Use Lindorm-cli to connect to and use LindormTable. For more information about how to connect to and use LindormTable, see Use Lindorm-cli to connect to and use LindormTable.

Execute the ALTER TABLE statement to add mappings for the data that is written to the columns of the dt table.

ALTER TABLE dt MAP DYNAMIC COLUMN `ROW` HSTRING, f1:name HSTRING, f1:age HINTEGER, f1:time HLONG, f1:buycode HSHORT, f1:price HFLOAT, f1:price2 HDOUBLE, f1:isMale HBOOLEAN;

Note

Adding column mappings refers to specifying data types for the columns regardless of whether to write data to the columns.
The system converts the bytes back to the original data based on schemas. You must specify a correct data type mapped to a SQL data type in the Lindorm SQL statement.

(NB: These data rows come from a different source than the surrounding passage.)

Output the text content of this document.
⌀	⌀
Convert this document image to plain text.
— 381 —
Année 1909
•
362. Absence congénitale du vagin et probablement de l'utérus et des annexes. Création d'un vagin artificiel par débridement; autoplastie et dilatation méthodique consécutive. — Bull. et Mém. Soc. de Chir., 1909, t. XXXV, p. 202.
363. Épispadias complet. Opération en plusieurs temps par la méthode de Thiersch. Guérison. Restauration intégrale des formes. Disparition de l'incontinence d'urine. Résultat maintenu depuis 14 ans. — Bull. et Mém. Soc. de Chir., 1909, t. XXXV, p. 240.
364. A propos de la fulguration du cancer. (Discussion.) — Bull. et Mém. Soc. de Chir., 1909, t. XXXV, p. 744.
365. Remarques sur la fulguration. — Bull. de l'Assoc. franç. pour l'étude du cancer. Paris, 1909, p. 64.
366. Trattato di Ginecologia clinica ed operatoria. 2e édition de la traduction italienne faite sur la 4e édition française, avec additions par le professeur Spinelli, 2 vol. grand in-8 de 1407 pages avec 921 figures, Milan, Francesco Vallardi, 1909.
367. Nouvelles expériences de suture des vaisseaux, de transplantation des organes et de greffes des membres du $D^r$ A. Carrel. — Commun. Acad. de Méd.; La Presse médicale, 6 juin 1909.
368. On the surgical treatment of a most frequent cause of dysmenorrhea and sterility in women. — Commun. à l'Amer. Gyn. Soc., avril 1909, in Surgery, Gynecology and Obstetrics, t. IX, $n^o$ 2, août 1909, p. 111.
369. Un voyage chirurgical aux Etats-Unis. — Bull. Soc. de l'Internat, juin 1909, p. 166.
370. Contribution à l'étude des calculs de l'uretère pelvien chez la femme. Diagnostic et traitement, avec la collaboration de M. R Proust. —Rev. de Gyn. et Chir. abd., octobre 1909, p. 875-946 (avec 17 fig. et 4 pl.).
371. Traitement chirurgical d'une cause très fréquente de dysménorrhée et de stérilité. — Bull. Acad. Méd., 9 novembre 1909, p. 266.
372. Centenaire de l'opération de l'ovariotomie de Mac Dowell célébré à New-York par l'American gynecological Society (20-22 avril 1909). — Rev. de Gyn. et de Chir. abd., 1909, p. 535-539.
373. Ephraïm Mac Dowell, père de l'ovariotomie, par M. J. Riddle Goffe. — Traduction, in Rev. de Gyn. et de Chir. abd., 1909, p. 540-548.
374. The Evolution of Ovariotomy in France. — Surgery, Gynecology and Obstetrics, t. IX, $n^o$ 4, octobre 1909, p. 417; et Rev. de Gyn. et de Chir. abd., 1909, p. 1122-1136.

In the following example, if you specify HINTEGER as the data type for the column named f:age2, the system may retrieve incorrect data by invoking the Bytes.toInt() function.

int age = 25;
byte[] ageValue = Bytes.toBytes(age);
put.addColumn(Bytes.toBytes("f"), Bytes.toBytes("age"), ageValue);//The data type for the column named f:age is INT, and is mapped to the HINTEGER data type in the Lindorm SQL statement. 
String age2 = "25";
byte[] age2Value = Bytes.toBytes(name);
put.addColumn(Bytes.toBytes("f"), Bytes.toBytes("age2"), age2Value);// The data type of the column named f:age2 is STRING, and is mapped to the HSTRING data type in the Lindorm SQL statement.

Execute the DESCRIBE statement to view the mappings of the current schema.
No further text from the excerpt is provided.